Radiofarda – The case of a prominent Iranian teachers’ rights activist who was abducted last month and found October 23 detained against his will in a psychiatric hospital is still shrouded in mystery.
No authority has claimed responsibility for the continued forced hospitalization of Hashem Khastar, a former teacher at the Agriculture Technical High School in Mashhad and head of the Mashhad Teachers Union. The Justice Department, Intelligence Ministry, and the Islamic Revolutionary Guards Corps (IRGC) intelligence apparatus have categorically denied any involvement in Khastar’s detention at the psychiatric facility in Mashhad, and hospital staff are not providing any information.
Khastar’s wife, Sediqhe Malekifar, told Radio Farda that her husband does not suffer from any mental or physical illness. He is, however, an outspoken teachers’ rights activist and critic of Supreme Leader Ayatollah Ali Khamenei. In a January 2018 op-ed for Iran Kargar, an Iranian pro-union group operating outside the country, Khastar called Khamenei a dictator.
A former Iranian students’ rights activist who currently lives in exile near Washington, D.C., Ali Afshari, believes Khastar’s forced hospitalization is punishment for his vociferous defense of teachers’ rights in Iran.
In an op-ed for Radio Farda, Afshari argued that since repeated long prison terms have failed to deter Khastar’s activism on behalf of teachers and students, the Islamic Republic’s authorities decided instead to try humiliating him with punitive psychiatric detention.
Iranian teachers went on strike October 14 and 15, holding sit-ins at elementary and high schools across the country to demand better pay and conditions and an end to the detention of education activists. Khastar has been one of the most vocal supporters of the strikes and demonstrations.
Punitive psychiatric detention was a common tactic used against dissidents in the Soviet Union and Eastern Block countries, but it is unprecedented in Iran.
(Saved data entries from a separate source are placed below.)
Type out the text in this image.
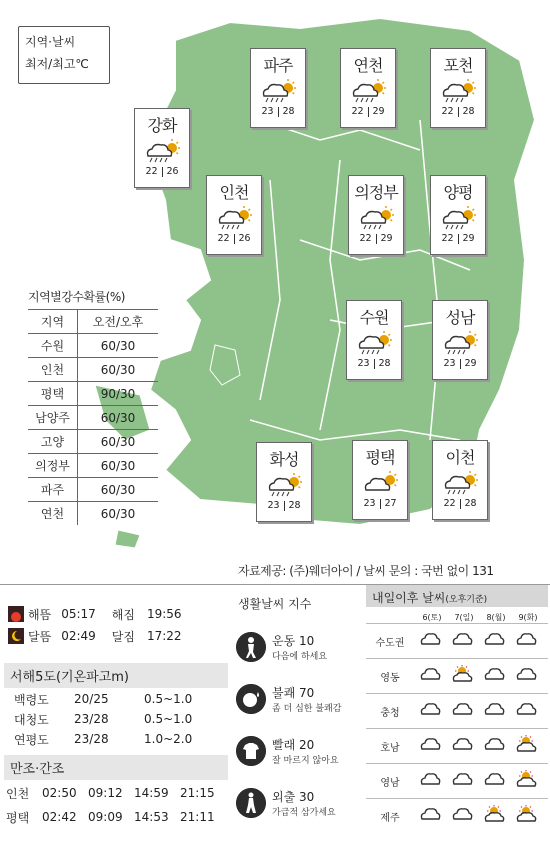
지역·날씨
최저/최고℃	파주
23 28
연천
22 29
포천
22 28
강화
22 26
인천
22 26
의정부
22 29
양평
22 29
수원
23 28
성남
23 29
화성
23 28
평택
23 27
이천
22 28
지역별강수확률(%)
지역	오전/오후
수원	60/30
인천	60/30
평택	90/30
남양주	60/30
고양	60/30
의정부	60/30
파주	60/30
연천	60/30
자료제공: (주)웨더아이 / 날씨 문의 : 국번 없이 131
해뜸 05:17 해짐 19:56
달뜸 02:49 달짐 17:22
서해5도(기온파고m)
백령도	20/25	0.5~1.0
대청도	23/28	0.5~1.0
연평도	23/28	1.0~2.0
만조·간조
인천	02:50 09:12 14:59 21:15
평택	02:42 09:09 14:53 21:11
생활날씨 지수
운동 10
다음에 하세요
불쾌 70
좀 더 심한 불쾌감
빨래 20
잘 마르지 않아요
외출 30
가급적 삼가세요
내일이후 날씨(오후기준)
6(토)	7(일)	8(월)	9(화)
수도권
영동
충청
호남
영남
제주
Khastar has been forced to take medication during his detention at the Ibn-e Sina and Dr. Hejazi Psychiatry Hospital, according to his wife, who said he was arrested by plainclothes men while tending a garden he maintains on the outskirts of Mashhad.
Iranian law requires an individual’s consent for mental health treatment unless their right of consent has been taken away by the National Medical Board or a judicial body, usually after being deemed mentally incapable of deciding on their treatment due to their illness.
However, the New York based Center for Human Rights in Iran (CHRI) said in a statement on Khastar’s case that, “Iranian law gives security forces and the judiciary the upper hand in all legal cases involving activists and other individuals targeted by Iran’s security establishment. It is also not known whether Khastar has been given access to a lawyer.”